Contoh Kisi-Kisi Soal Pilihan Ganda (Mata Pelajaran: IPAS – Fase B/Kelas IV)
Berikut adalah tabel contoh format kisi-kisi yang sesuai dengan standar Kurikulum Merdeka:
| No | Capaian Pembelajaran (CP) | Tujuan Pembelajaran (TP) | Indikator Soal | Level Kognitif | No. Soal |
| 1 | Peserta didik menganalisis hubungan antara bentuk serta fungsi bagian tubuh pada manusia (pancaindra). | Mengidentifikasi bagian-bagian mata dan fungsinya. | Disajikan gambar anatomi mata, siswa dapat menentukan bagian yang berfungsi mengatur cahaya yang masuk. | L2 (Aplikasi) | 1 |
| 2 | Peserta didik mengidentifikasi ragam gaya di sekitarnya. | Menganalisis pengaruh gaya terhadap benda. | Disajikan narasi tentang orang yang mengerem sepeda, siswa dapat menyimpulkan jenis gaya yang bekerja. | L3 (Analisis) | 2 |
| 3 | Peserta didik mengenal budaya dan sejarah lokal. | Menjelaskan keragaman budaya di lingkungan sekitar. | Siswa dapat menyebutkan asal daerah dari rumah adat yang disajikan melalui gambar. | L1 (Pemahaman) | 3 |
Contoh Soal Pilihan Ganda Berdasarkan Kisi-Kisi di Atas
Soal No. 1 (Berdasarkan Indikator 1):
Perhatikan gambar mata berikut!
(Gambar mata dengan tanda panah pada bagian Pupil)

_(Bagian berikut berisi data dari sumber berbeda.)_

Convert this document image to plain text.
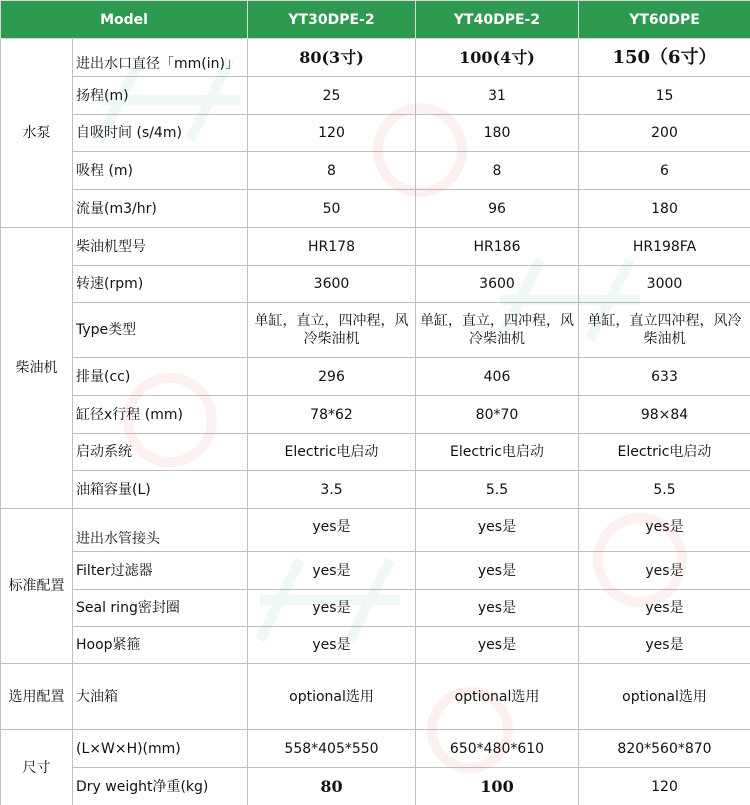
Model		YT30DPE-2	YT40DPE-2	YT60DPE
水泵	进出水口直径「mm(in)」	80(3寸)	100(4寸)	150（6寸）
	扬程(m)	25	31	15
	自吸时间 (s/4m)	120	180	200
	吸程 (m)	8	8	6
	流量(m3/hr)	50	96	180
柴油机	柴油机型号	HR178	HR186	HR198FA
	转速(rpm)	3600	3600	3000
	Type类型	单缸，直立，四冲程，风冷柴油机	单缸，直立，四冲程，风冷柴油机	单缸，直立四冲程，风冷柴油机
	排量(cc)	296	406	633
	缸径x行程 (mm)	78*62	80*70	98×84
	启动系统	Electric电启动	Electric电启动	Electric电启动
	油箱容量(L)	3.5	5.5	5.5
标准配置	进出水管接头	yes是	yes是	yes是
	Filter过滤器	yes是	yes是	yes是
	Seal ring密封圈	yes是	yes是	yes是
	Hoop紧箍	yes是	yes是	yes是
选用配置	大油箱	optional选用	optional选用	optional选用
尺寸	(L×W×H)(mm)	558*405*550	650*480*610	820*560*870
	Dry weight净重(kg)	80	100	120
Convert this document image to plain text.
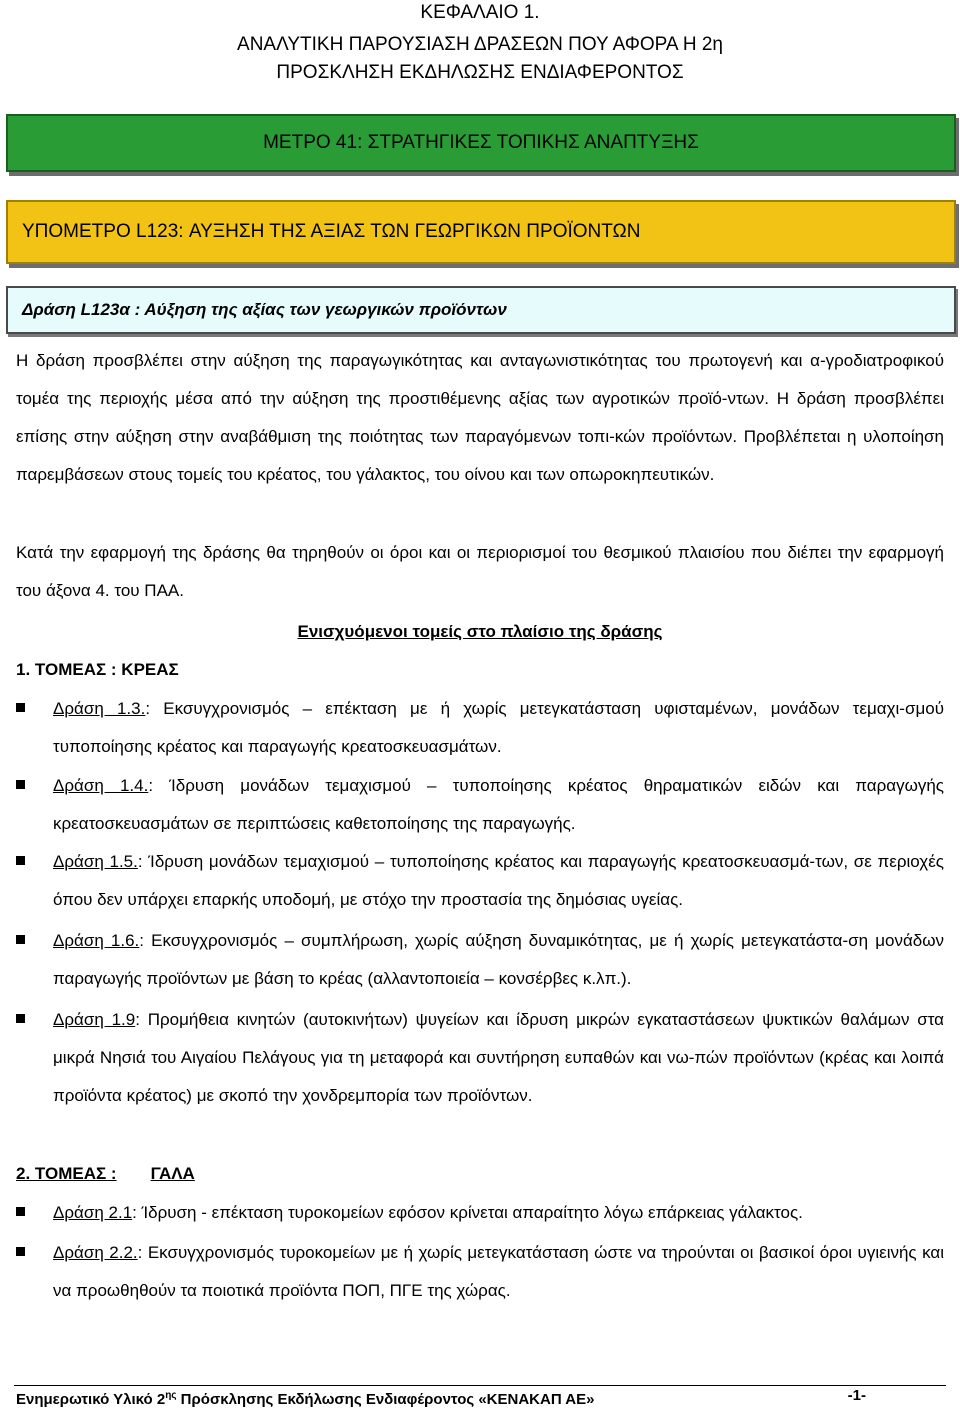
ΚΕΦΑΛΑΙΟ 1.
ΑΝΑΛΥΤΙΚΗ ΠΑΡΟΥΣΙΑΣΗ ΔΡΑΣΕΩΝ ΠΟΥ ΑΦΟΡΑ Η 2η
ΠΡΟΣΚΛΗΣΗ ΕΚΔΗΛΩΣΗΣ ΕΝΔΙΑΦΕΡΟΝΤΟΣ
ΜΕΤΡΟ 41: ΣΤΡΑΤΗΓΙΚΕΣ ΤΟΠΙΚΗΣ ΑΝΑΠΤΥΞΗΣ
ΥΠΟΜΕΤΡΟ L123: ΑΥΞΗΣΗ ΤΗΣ ΑΞΙΑΣ ΤΩΝ ΓΕΩΡΓΙΚΩΝ ΠΡΟΪΟΝΤΩΝ
Δράση L123α : Αύξηση της αξίας των γεωργικών προϊόντων
Η δράση προσβλέπει στην αύξηση της παραγωγικότητας και ανταγωνιστικότητας του πρωτογενή και α-γροδιατροφικού τομέα της περιοχής μέσα από την αύξηση της προστιθέμενης αξίας των αγροτικών προϊό-ντων. Η δράση προσβλέπει επίσης στην αύξηση στην αναβάθμιση της ποιότητας των παραγόμενων τοπι-κών προϊόντων. Προβλέπεται η υλοποίηση παρεμβάσεων στους τομείς του κρέατος, του γάλακτος, του οίνου και των οπωροκηπευτικών.
Κατά την εφαρμογή της δράσης θα τηρηθούν οι όροι και οι περιορισμοί του θεσμικού πλαισίου που διέπει την εφαρμογή του άξονα 4. του ΠΑΑ.
Ενισχυόμενοι τομείς στο πλαίσιο της δράσης
1. ΤΟΜΕΑΣ : ΚΡΕΑΣ
Δράση 1.3.: Εκσυγχρονισμός – επέκταση με ή χωρίς μετεγκατάσταση υφισταμένων, μονάδων τεμαχι-σμού τυποποίησης κρέατος και παραγωγής κρεατοσκευασμάτων.
Δράση 1.4.: Ίδρυση μονάδων τεμαχισμού – τυποποίησης κρέατος θηραματικών ειδών και παραγωγής κρεατοσκευασμάτων σε περιπτώσεις καθετοποίησης της παραγωγής.
Δράση 1.5.: Ίδρυση μονάδων τεμαχισμού – τυποποίησης κρέατος και παραγωγής κρεατοσκευασμά-των, σε περιοχές όπου δεν υπάρχει επαρκής υποδομή, με στόχο την προστασία της δημόσιας υγείας.
Δράση 1.6.: Εκσυγχρονισμός – συμπλήρωση, χωρίς αύξηση δυναμικότητας, με ή χωρίς μετεγκατάστα-ση μονάδων παραγωγής προϊόντων με βάση το κρέας (αλλαντοποιεία – κονσέρβες κ.λπ.).
Δράση 1.9: Προμήθεια κινητών (αυτοκινήτων) ψυγείων και ίδρυση μικρών εγκαταστάσεων ψυκτικών θαλάμων στα μικρά Νησιά του Αιγαίου Πελάγους για τη μεταφορά και συντήρηση ευπαθών και νω-πών προϊόντων (κρέας και λοιπά προϊόντα κρέατος) με σκοπό την χονδρεμπορία των προϊόντων.
2. ΤΟΜΕΑΣ : ΓΑΛΑ
Δράση 2.1: Ίδρυση - επέκταση τυροκομείων εφόσον κρίνεται απαραίτητο λόγω επάρκειας γάλακτος.
Δράση 2.2.: Εκσυγχρονισμός τυροκομείων με ή χωρίς μετεγκατάσταση ώστε να τηρούνται οι βασικοί όροι υγιεινής και να προωθηθούν τα ποιοτικά προϊόντα ΠΟΠ, ΠΓΕ της χώρας.
Ενημερωτικό Υλικό $2^{\eta\varsigma}$ Πρόσκλησης Εκδήλωσης Ενδιαφέροντος «ΚΕΝΑΚΑΠ ΑΕ»	-1-
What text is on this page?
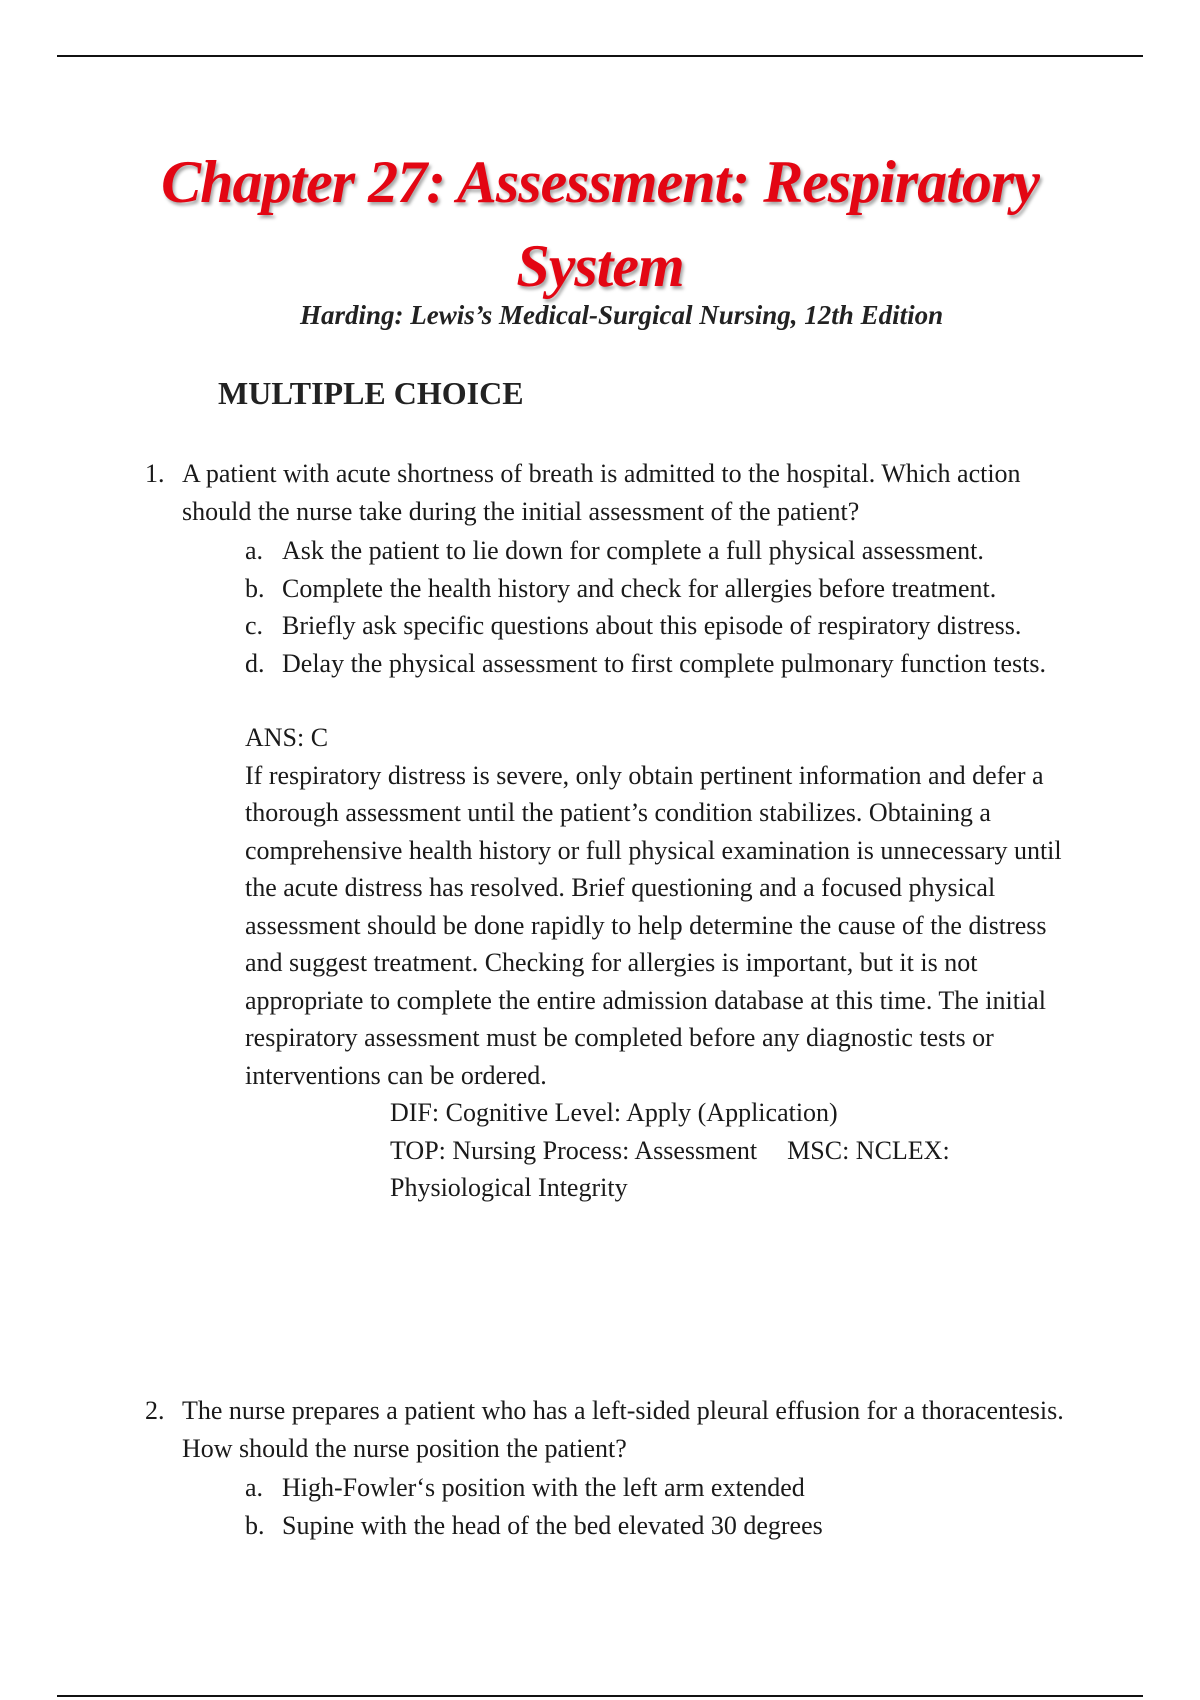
Chapter 27: Assessment: Respiratory System
Harding: Lewis’s Medical-Surgical Nursing, 12th Edition
MULTIPLE CHOICE
1. A patient with acute shortness of breath is admitted to the hospital. Which action should the nurse take during the initial assessment of the patient?
a. Ask the patient to lie down for complete a full physical assessment.
b. Complete the health history and check for allergies before treatment.
c. Briefly ask specific questions about this episode of respiratory distress.
d. Delay the physical assessment to first complete pulmonary function tests.
ANS: C
If respiratory distress is severe, only obtain pertinent information and defer a thorough assessment until the patient’s condition stabilizes. Obtaining a comprehensive health history or full physical examination is unnecessary until the acute distress has resolved. Brief questioning and a focused physical assessment should be done rapidly to help determine the cause of the distress and suggest treatment. Checking for allergies is important, but it is not appropriate to complete the entire admission database at this time. The initial respiratory assessment must be completed before any diagnostic tests or interventions can be ordered.
DIF: Cognitive Level: Apply (Application)
TOP: Nursing Process: Assessment MSC: NCLEX: Physiological Integrity
2. The nurse prepares a patient who has a left-sided pleural effusion for a thoracentesis. How should the nurse position the patient?
a. High-Fowler‘s position with the left arm extended
b. Supine with the head of the bed elevated 30 degrees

Bagian mata yang ditunjuk oleh anak panah berfungsi untuk…
A. Melindungi mata dari debu
B. Mengatur jumlah cahaya yang masuk ke mata
C. Memberi warna pada bola mata
D. Meneruskan rangsang cahaya ke otak
Kunci Jawaban: B
Soal No. 2 (Berdasarkan Indikator 2):
Andi sedang bersepeda dengan kecepatan tinggi. Tiba-tiba ada seekor kucing melintas, sehingga Andi menarik tuas rem dengan kuat hingga sepedanya berhenti. Peristiwa tersebut membuktikan bahwa gaya dapat…
A. Mengubah bentuk benda
B. Membuat benda diam menjadi bergerak
C. Mengubah arah gerak benda
D. Membuat benda bergerak menjadi diam
Kunci Jawaban: D
Tips Menulis Opsi Jawaban (Distraktor) yang Efektif
Kualitas soal pilihan ganda sangat bergantung pada pilihan jawabannya (distraktor). Berikut adalah kaidah penulisan opsi yang benar:
- Hindari Opsi “Semua Jawaban Benar” atau “Semua Salah”: Ini menunjukkan kurangnya kreativitas pembuat soal dan memudahkan siswa menebak.
- Homogenitas: Semua pilihan jawaban harus seragam (misalnya jika pilihan A adalah nama kota, maka B, C, dan D juga harus nama kota).
- Panjang Kalimat Seimbang: Hindari membuat kunci jawaban yang paling panjang atau paling pendek, karena siswa cenderung memilih yang paling berbeda.
- Gunakan Bahasa Indonesia yang Baku: Hindari penggunaan bahasa daerah atau istilah yang bermakna ganda.
Analisis Soal HOTS dalam Kurikulum Merdeka
Soal HOTS (Higher Order Thinking Skills) sering disalahpahami sebagai soal yang “sulit”. Padahal, HOTS adalah soal yang menuntut proses berpikir kritis. Ciri soal pilihan ganda HOTS dalam kisi-kisi adalah:
- Transfer satu konsep ke konsep lain.
- Memproses dan menerapkan informasi.
- Mencari kaitan dari berbagai informasi yang berbeda.
- Menggunakan informasi untuk menyelesaikan masalah.
Kesimpulan
Menyusun kisi-kisi soal pilihan ganda dalam Kurikulum Merdeka bukan sekadar rutinitas administrasi. Ini adalah proses reflektif bagi guru untuk melihat kembali apa yang telah diajarkan dan apa yang ingin dicapai oleh siswa. Dengan kisi-kisi yang kuat, soal yang dihasilkan akan lebih valid, reliabel, dan mampu memotret kompetensi siswa secara utuh.